Bezwarunkową, czyli taką, która jest niezmienna, trwała i nie zależy od niczego co bym zrobiła albo powiedziała, nie zależy od tego jak wyglądam, ile ważę, w co się ubieram, jaką mam pracę i co myślą o mnie inni ludzie.

Na bazie tej bezwarunkowej przyjaźni zyskałam możliwość zbliżenia się do tego kim jestem naprawdę, w co wierzę w głębi serca i co w rzeczywistości kieruje moim zachowaniem i sposobem myślenia.

Kiedy to zobaczyłam i zrozumiałam, przez kilka następnych lat stopniowo i pomału, ale uparcie i konsekwentnie pracowałam nad tym, żeby negatywne i destrukcyjne przekonania zastąpić pozytywnymi i konstruktywnymi.

Jak wyglądał ten proces opisałam w serii pięciu książek „W dżungli podświadomości”.

Praktyczne ćwiczenia pracy z podświadomością zamieściłam w serii dwunastu książek „Kurs pozytywnego myślenia”.

Zmiana swojego sposobu myślenia nie jest bardzo trudnym zadaniem.

Chodzi tylko o to, żeby być równie wytrwałym i nieugiętym jak twoja podświadomość. Ona będzie wytrwale usiłowała powrócić do swoich dawnych schematów, a ty tak samo wytrwale codziennie będziesz uczyła ją nowych rozwiązań, innej perspektywy i bardziej pozytywnego podejścia do wszystkich spraw.

Jeśli będziesz robić to przez tysiąc dni, ona w końcu ci uwierzy i podąży za tobą.

Wtedy twój podświadomy i świadomy umysł będą bazowały na tych samych wartościach.
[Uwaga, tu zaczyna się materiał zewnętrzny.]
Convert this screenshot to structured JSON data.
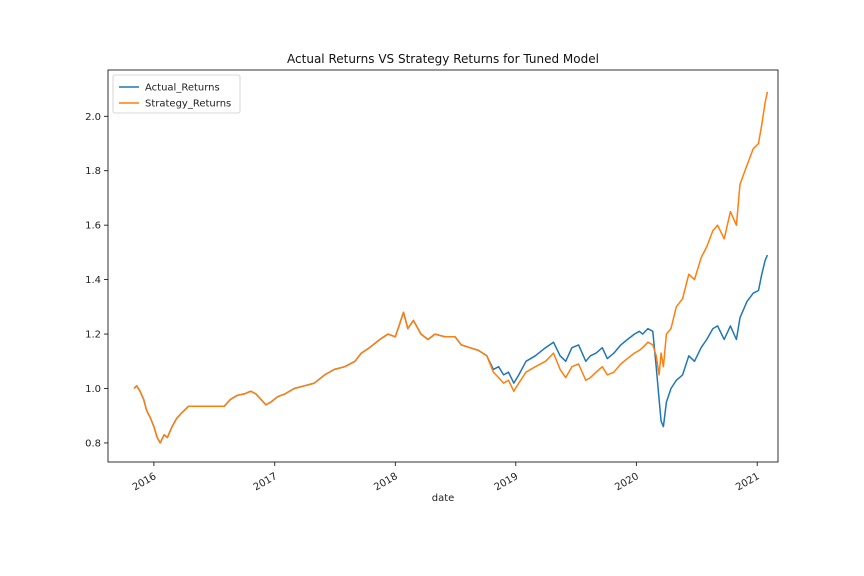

Zniknie chaos i sprzeczne pragnienia. Pojawi się jasność, radość i wielka siła, której użyjesz do realizowania wybranych przez siebie zadań.

To wspaniałe uczucie.

Kiedy zintegrowałam się jako człowiek, odzyskałam wewnętrzną równowagę.

Przestałam cokolwiek udawać i grać.

Odzyskałam niezależność od opinii i akceptacji innych ludzi.

Zdobyłam niesamowitą wewnętrzną siłę, żeby spełniać moje marzenia.